The numbers support Crane’s concern. US data center power demand is projected to surge from 34.7GW in 2024 to 106GW by 2035, according to BloombergNEF. Companies like NextEra Energy plan to build at least 15GW of new plants for data centers over the next nine years, while utility capital spending plans have risen 19% for 2026 to 2030.

Strategic Restructuring and Future Prospects

In response to its challenges, Poolside has split itself into two companies – one focused on infrastructure called “PIC” and the other on model building – in an attempt to better appeal to distinct sets of investors. The startup has yet to release a model but hopes to release an application programming interface (API) by the end of April that will show enough promise to rekindle funding talks.

Poolside’s founders, Jason Warner (former CTO of GitHub) and AI entrepreneur Eiso Kant, are betting that the AI market will be large enough for second-tier models to gain a profitable foothold.
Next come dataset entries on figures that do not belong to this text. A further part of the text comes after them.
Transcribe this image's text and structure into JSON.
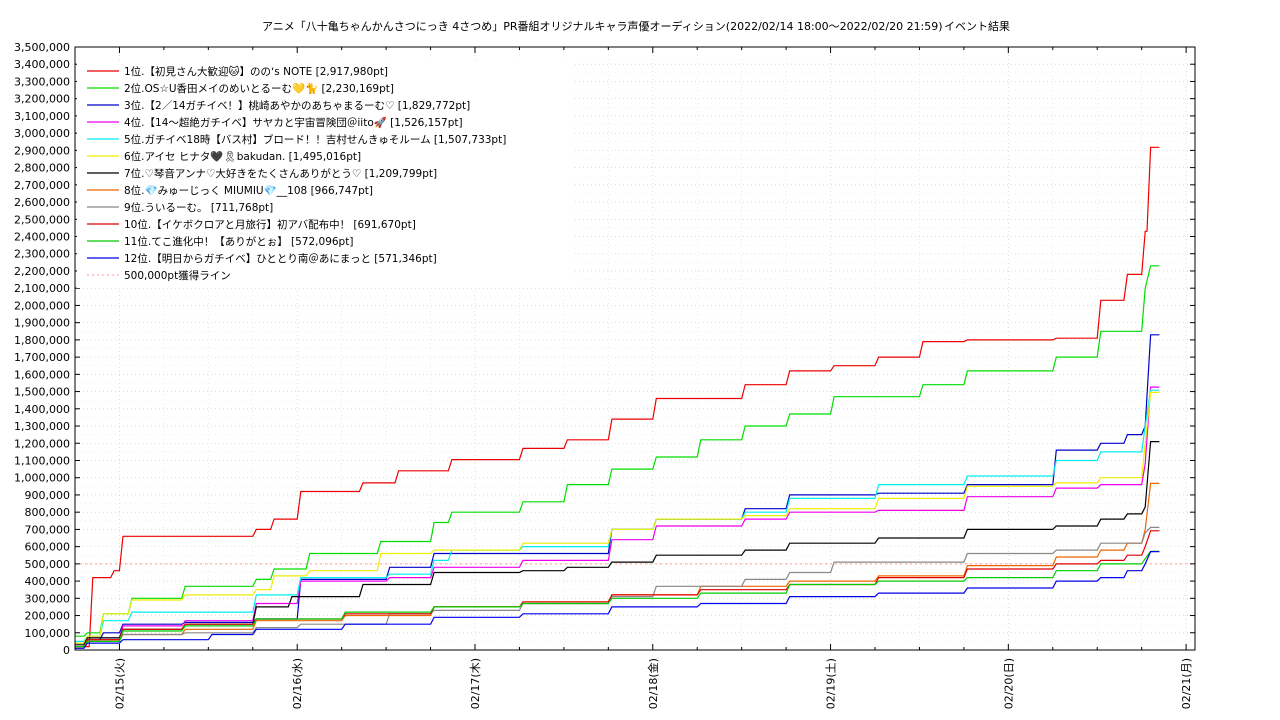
{
  "chart_data": {
    "type": "line",
    "title": "アニメ「八十亀ちゃんかんさつにっき 4さつめ」PR番組オリジナルキャラ声優オーディション(2022/02/14 18:00〜2022/02/20 21:59)",
    "subtitle": "イベント結果",
    "xlabel": "",
    "ylabel": "",
    "ylim": [
      0,
      3500000
    ],
    "xlim": [
      0,
      6.1
    ],
    "grid": true,
    "legend_position": "top-left",
    "x_ticks": [
      "02/15(火)",
      "02/16(水)",
      "02/17(木)",
      "02/18(金)",
      "02/19(土)",
      "02/20(日)",
      "02/21(月)"
    ],
    "x_tick_positions": [
      0.25,
      1.25,
      2.25,
      3.25,
      4.25,
      5.25,
      6.25
    ],
    "y_ticks": [
      "0",
      "100,000",
      "200,000",
      "300,000",
      "400,000",
      "500,000",
      "600,000",
      "700,000",
      "800,000",
      "900,000",
      "1,000,000",
      "1,100,000",
      "1,200,000",
      "1,300,000",
      "1,400,000",
      "1,500,000",
      "1,600,000",
      "1,700,000",
      "1,800,000",
      "1,900,000",
      "2,000,000",
      "2,100,000",
      "2,200,000",
      "2,300,000",
      "2,400,000",
      "2,500,000",
      "2,600,000",
      "2,700,000",
      "2,800,000",
      "2,900,000",
      "3,000,000",
      "3,100,000",
      "3,200,000",
      "3,300,000",
      "3,400,000",
      "3,500,000"
    ],
    "reference_line": {
      "name": "500,000pt獲得ライン",
      "value": 500000,
      "color": "#ff9999"
    },
    "series": [
      {
        "name": "1位.【初見さん大歓迎🐱】ののʻs NOTE [2,917,980pt]",
        "color": "#ee0000",
        "x": [
          0,
          0.08,
          0.1,
          0.2,
          0.22,
          0.25,
          0.27,
          1.0,
          1.02,
          1.1,
          1.12,
          1.25,
          1.27,
          1.6,
          1.62,
          1.8,
          1.82,
          2.1,
          2.12,
          2.5,
          2.52,
          2.75,
          2.77,
          3.0,
          3.02,
          3.25,
          3.27,
          3.75,
          3.77,
          4.0,
          4.02,
          4.25,
          4.27,
          4.5,
          4.52,
          4.75,
          4.77,
          5.0,
          5.02,
          5.5,
          5.52,
          5.75,
          5.77,
          5.9,
          5.92,
          6.0,
          6.02,
          6.03,
          6.05,
          6.1
        ],
        "y": [
          20000,
          20000,
          420000,
          420000,
          460000,
          460000,
          660000,
          660000,
          700000,
          700000,
          760000,
          760000,
          920000,
          920000,
          970000,
          970000,
          1040000,
          1040000,
          1105000,
          1105000,
          1170000,
          1170000,
          1220000,
          1220000,
          1340000,
          1340000,
          1460000,
          1460000,
          1540000,
          1540000,
          1620000,
          1620000,
          1650000,
          1650000,
          1700000,
          1700000,
          1790000,
          1790000,
          1800000,
          1800000,
          1810000,
          1810000,
          2030000,
          2030000,
          2180000,
          2180000,
          2430000,
          2430000,
          2917980,
          2917980
        ]
      },
      {
        "name": "2位.OS☆U香田メイのめいとるーむ💛🐈 [2,230,169pt]",
        "color": "#00dd00",
        "x": [
          0,
          0.05,
          0.07,
          0.14,
          0.16,
          0.3,
          0.32,
          0.6,
          0.62,
          1.0,
          1.02,
          1.1,
          1.12,
          1.3,
          1.32,
          1.7,
          1.72,
          2.0,
          2.02,
          2.1,
          2.12,
          2.5,
          2.52,
          2.75,
          2.77,
          3.0,
          3.02,
          3.25,
          3.27,
          3.5,
          3.52,
          3.75,
          3.77,
          4.0,
          4.02,
          4.25,
          4.27,
          4.75,
          4.77,
          5.0,
          5.02,
          5.5,
          5.52,
          5.75,
          5.77,
          6.0,
          6.02,
          6.05,
          6.1
        ],
        "y": [
          80000,
          80000,
          100000,
          100000,
          210000,
          210000,
          300000,
          300000,
          370000,
          370000,
          410000,
          410000,
          470000,
          470000,
          560000,
          560000,
          630000,
          630000,
          740000,
          740000,
          800000,
          800000,
          860000,
          860000,
          960000,
          960000,
          1050000,
          1050000,
          1120000,
          1120000,
          1220000,
          1220000,
          1300000,
          1300000,
          1370000,
          1370000,
          1470000,
          1470000,
          1540000,
          1540000,
          1620000,
          1620000,
          1700000,
          1700000,
          1850000,
          1850000,
          2100000,
          2230169,
          2230169
        ]
      },
      {
        "name": "3位.【2／14ガチイベ！】桃崎あやかのあちゃまるーむ♡ [1,829,772pt]",
        "color": "#0000cc",
        "x": [
          0,
          0.05,
          0.07,
          0.14,
          0.16,
          0.25,
          0.27,
          0.6,
          0.62,
          1.0,
          1.02,
          1.25,
          1.27,
          1.75,
          1.77,
          2.0,
          2.02,
          3.0,
          3.02,
          3.25,
          3.27,
          3.75,
          3.77,
          4.0,
          4.02,
          4.5,
          4.52,
          5.0,
          5.02,
          5.5,
          5.52,
          5.75,
          5.77,
          5.9,
          5.92,
          6.0,
          6.02,
          6.05,
          6.1
        ],
        "y": [
          40000,
          40000,
          60000,
          60000,
          100000,
          100000,
          150000,
          150000,
          160000,
          160000,
          180000,
          180000,
          410000,
          410000,
          480000,
          480000,
          560000,
          560000,
          700000,
          700000,
          760000,
          760000,
          820000,
          820000,
          900000,
          900000,
          910000,
          910000,
          960000,
          960000,
          1160000,
          1160000,
          1200000,
          1200000,
          1250000,
          1250000,
          1300000,
          1829772,
          1829772
        ]
      },
      {
        "name": "4位.【14〜超絶ガチイベ】サヤカと宇宙冒険団＠iito🚀 [1,526,157pt]",
        "color": "#ee00ee",
        "x": [
          0,
          0.05,
          0.07,
          0.25,
          0.27,
          0.6,
          0.62,
          1.0,
          1.02,
          1.25,
          1.27,
          1.75,
          1.77,
          2.0,
          2.02,
          2.5,
          2.52,
          3.0,
          3.02,
          3.25,
          3.27,
          3.75,
          3.77,
          4.0,
          4.02,
          4.5,
          4.52,
          5.0,
          5.02,
          5.5,
          5.52,
          5.75,
          5.77,
          6.0,
          6.02,
          6.05,
          6.1
        ],
        "y": [
          40000,
          40000,
          70000,
          70000,
          140000,
          140000,
          170000,
          170000,
          270000,
          270000,
          400000,
          400000,
          420000,
          420000,
          480000,
          480000,
          520000,
          520000,
          640000,
          640000,
          720000,
          720000,
          760000,
          760000,
          800000,
          800000,
          810000,
          810000,
          890000,
          890000,
          940000,
          940000,
          960000,
          960000,
          1080000,
          1526157,
          1526157
        ]
      },
      {
        "name": "5位.ガチイベ18時【バス村】ブロード！！吉村せんきゅそルーム [1,507,733pt]",
        "color": "#00eeee",
        "x": [
          0,
          0.05,
          0.07,
          0.14,
          0.16,
          0.3,
          0.32,
          1.0,
          1.02,
          1.25,
          1.27,
          1.75,
          1.77,
          2.0,
          2.02,
          2.1,
          2.12,
          2.5,
          2.52,
          3.0,
          3.02,
          3.25,
          3.27,
          3.75,
          3.77,
          4.0,
          4.02,
          4.5,
          4.52,
          5.0,
          5.02,
          5.5,
          5.52,
          5.75,
          5.77,
          6.0,
          6.02,
          6.05,
          6.1
        ],
        "y": [
          50000,
          50000,
          80000,
          80000,
          170000,
          170000,
          220000,
          220000,
          320000,
          320000,
          420000,
          420000,
          440000,
          440000,
          520000,
          520000,
          580000,
          580000,
          600000,
          600000,
          700000,
          700000,
          760000,
          760000,
          800000,
          800000,
          880000,
          880000,
          960000,
          960000,
          1010000,
          1010000,
          1100000,
          1100000,
          1150000,
          1150000,
          1300000,
          1507733,
          1507733
        ]
      },
      {
        "name": "6位.アイセ ヒナタ🖤🎗bakudan. [1,495,016pt]",
        "color": "#eeee00",
        "x": [
          0,
          0.05,
          0.07,
          0.14,
          0.16,
          0.3,
          0.32,
          0.6,
          0.62,
          1.0,
          1.02,
          1.1,
          1.12,
          1.3,
          1.32,
          1.7,
          1.72,
          2.0,
          2.02,
          2.5,
          2.52,
          3.0,
          3.02,
          3.25,
          3.27,
          3.75,
          3.77,
          4.0,
          4.02,
          4.5,
          4.52,
          5.0,
          5.02,
          5.5,
          5.52,
          5.75,
          5.77,
          6.0,
          6.02,
          6.05,
          6.1
        ],
        "y": [
          40000,
          40000,
          80000,
          80000,
          210000,
          210000,
          290000,
          290000,
          320000,
          320000,
          350000,
          350000,
          430000,
          430000,
          460000,
          460000,
          560000,
          560000,
          580000,
          580000,
          620000,
          620000,
          700000,
          700000,
          760000,
          760000,
          780000,
          780000,
          820000,
          820000,
          880000,
          880000,
          950000,
          950000,
          970000,
          970000,
          1000000,
          1000000,
          1200000,
          1495016,
          1495016
        ]
      },
      {
        "name": "7位.♡琴音アンナ♡大好きをたくさんありがとう♡ [1,209,799pt]",
        "color": "#000000",
        "x": [
          0,
          0.05,
          0.07,
          0.25,
          0.27,
          0.6,
          0.62,
          1.0,
          1.02,
          1.2,
          1.22,
          1.6,
          1.62,
          2.0,
          2.02,
          2.5,
          2.52,
          2.75,
          2.77,
          3.0,
          3.02,
          3.25,
          3.27,
          3.75,
          3.77,
          4.0,
          4.02,
          4.5,
          4.52,
          5.0,
          5.02,
          5.5,
          5.52,
          5.75,
          5.77,
          5.9,
          5.92,
          6.0,
          6.02,
          6.05,
          6.1
        ],
        "y": [
          30000,
          30000,
          70000,
          70000,
          120000,
          120000,
          150000,
          150000,
          250000,
          250000,
          310000,
          310000,
          380000,
          380000,
          450000,
          450000,
          460000,
          460000,
          480000,
          480000,
          510000,
          510000,
          550000,
          550000,
          580000,
          580000,
          620000,
          620000,
          650000,
          650000,
          700000,
          700000,
          720000,
          720000,
          760000,
          760000,
          790000,
          790000,
          830000,
          1209799,
          1209799
        ]
      },
      {
        "name": "8位.💎みゅーじっく MIUMIU💎__108 [966,747pt]",
        "color": "#ee6600",
        "x": [
          0,
          0.05,
          0.07,
          0.25,
          0.27,
          0.6,
          0.62,
          1.0,
          1.02,
          1.5,
          1.52,
          2.0,
          2.02,
          2.5,
          2.52,
          3.0,
          3.02,
          3.5,
          3.52,
          4.0,
          4.02,
          4.5,
          4.52,
          5.0,
          5.02,
          5.5,
          5.52,
          5.75,
          5.77,
          5.9,
          5.92,
          6.0,
          6.02,
          6.05,
          6.1
        ],
        "y": [
          20000,
          20000,
          60000,
          60000,
          90000,
          90000,
          120000,
          120000,
          170000,
          170000,
          200000,
          200000,
          250000,
          250000,
          270000,
          270000,
          320000,
          320000,
          370000,
          370000,
          400000,
          400000,
          430000,
          430000,
          490000,
          490000,
          540000,
          540000,
          580000,
          580000,
          620000,
          620000,
          700000,
          966747,
          966747
        ]
      },
      {
        "name": "9位.ういるーむ。 [711,768pt]",
        "color": "#888888",
        "x": [
          0,
          0.05,
          0.07,
          0.25,
          0.27,
          0.6,
          0.62,
          1.0,
          1.02,
          1.25,
          1.27,
          1.75,
          1.77,
          2.0,
          2.02,
          2.5,
          2.52,
          3.0,
          3.02,
          3.25,
          3.27,
          3.75,
          3.77,
          4.0,
          4.02,
          4.25,
          4.27,
          5.0,
          5.02,
          5.5,
          5.52,
          5.75,
          5.77,
          6.0,
          6.02,
          6.05,
          6.1
        ],
        "y": [
          20000,
          20000,
          50000,
          50000,
          90000,
          90000,
          100000,
          100000,
          130000,
          130000,
          150000,
          150000,
          210000,
          210000,
          230000,
          230000,
          270000,
          270000,
          310000,
          310000,
          370000,
          370000,
          410000,
          410000,
          450000,
          450000,
          510000,
          510000,
          560000,
          560000,
          580000,
          580000,
          620000,
          620000,
          680000,
          711768,
          711768
        ]
      },
      {
        "name": "10位.【イケボクロアと月旅行】初アバ配布中！ [691,670pt]",
        "color": "#dd0000",
        "x": [
          0,
          0.05,
          0.07,
          0.25,
          0.27,
          0.6,
          0.62,
          1.0,
          1.02,
          1.5,
          1.52,
          2.0,
          2.02,
          2.5,
          2.52,
          3.0,
          3.02,
          3.5,
          3.52,
          4.0,
          4.02,
          4.5,
          4.52,
          5.0,
          5.02,
          5.5,
          5.52,
          5.75,
          5.77,
          5.9,
          5.92,
          6.0,
          6.02,
          6.05,
          6.1
        ],
        "y": [
          20000,
          20000,
          60000,
          60000,
          120000,
          120000,
          150000,
          150000,
          180000,
          180000,
          210000,
          210000,
          250000,
          250000,
          280000,
          280000,
          320000,
          320000,
          350000,
          350000,
          380000,
          380000,
          420000,
          420000,
          470000,
          470000,
          500000,
          500000,
          520000,
          520000,
          550000,
          550000,
          600000,
          691670,
          691670
        ]
      },
      {
        "name": "11位.てこ進化中！【ありがとぉ】 [572,096pt]",
        "color": "#00cc00",
        "x": [
          0,
          0.05,
          0.07,
          0.25,
          0.27,
          0.6,
          0.62,
          1.0,
          1.02,
          1.5,
          1.52,
          2.0,
          2.02,
          2.5,
          2.52,
          3.0,
          3.02,
          3.5,
          3.52,
          4.0,
          4.02,
          4.5,
          4.52,
          5.0,
          5.02,
          5.5,
          5.52,
          5.75,
          5.77,
          6.0,
          6.02,
          6.05,
          6.1
        ],
        "y": [
          20000,
          20000,
          50000,
          50000,
          110000,
          110000,
          140000,
          140000,
          180000,
          180000,
          220000,
          220000,
          250000,
          250000,
          270000,
          270000,
          300000,
          300000,
          330000,
          330000,
          380000,
          380000,
          400000,
          400000,
          420000,
          420000,
          460000,
          460000,
          500000,
          500000,
          530000,
          572096,
          572096
        ]
      },
      {
        "name": "12位.【明日からガチイベ】ひととり南＠あにまっと [571,346pt]",
        "color": "#0000ee",
        "x": [
          0,
          0.05,
          0.07,
          0.25,
          0.27,
          0.75,
          0.77,
          1.0,
          1.02,
          1.5,
          1.52,
          2.0,
          2.02,
          2.5,
          2.52,
          3.0,
          3.02,
          3.5,
          3.52,
          4.0,
          4.02,
          4.5,
          4.52,
          5.0,
          5.02,
          5.5,
          5.52,
          5.75,
          5.77,
          5.9,
          5.92,
          6.0,
          6.02,
          6.05,
          6.1
        ],
        "y": [
          10000,
          10000,
          40000,
          40000,
          60000,
          60000,
          90000,
          90000,
          120000,
          120000,
          150000,
          150000,
          190000,
          190000,
          210000,
          210000,
          250000,
          250000,
          270000,
          270000,
          310000,
          310000,
          330000,
          330000,
          360000,
          360000,
          400000,
          400000,
          420000,
          420000,
          460000,
          460000,
          500000,
          571346,
          571346
        ]
      }
    ]
  }
}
The startup also sees an opening to sell its products to government and defense contractors after Anthropic was blacklisted by the Pentagon in a spat over the military use of its AI.

Despite the setbacks, Poolside could still benefit from the ongoing scramble for electricity and land between tech giants like Amazon, Google, Meta, Microsoft, and Oracle. Hyperscalers are spending hundreds of billions on data centers and power infrastructure as demand for AI continues to outpace supply. “There are a lot of people in the market for capacity,” said a person familiar with Poolside’s strategy.

The Broader Industry Context

Poolside’s experience reflects a broader trend in the AI infrastructure space. While established players like OpenAI secure massive funding rounds and European startups like Mistral AI invest $830 million in data centers to strengthen regional autonomy, smaller players face significant hurdles in scaling their operations.

The energy demands of AI infrastructure are creating both opportunities and challenges. As Ben Hertz-Shargel, Global Head of Grid Edge at Wood Mackenzie, notes: “The AI ship has sailed, but the energy cost of serving it is very much in question.” This tension between explosive growth and sustainable infrastructure development will likely define the next phase of AI expansion.

For now, Poolside remains confident that Google or another “stronger and better partner” will step in to help them purchase AI chips and finance the required power. But if the startup can’t swiftly find a new counterparty, it could reignite concerns about the riskiness of so-called “neocloud” startups that have been snapping up land, power, and chips to capitalize on the AI boom.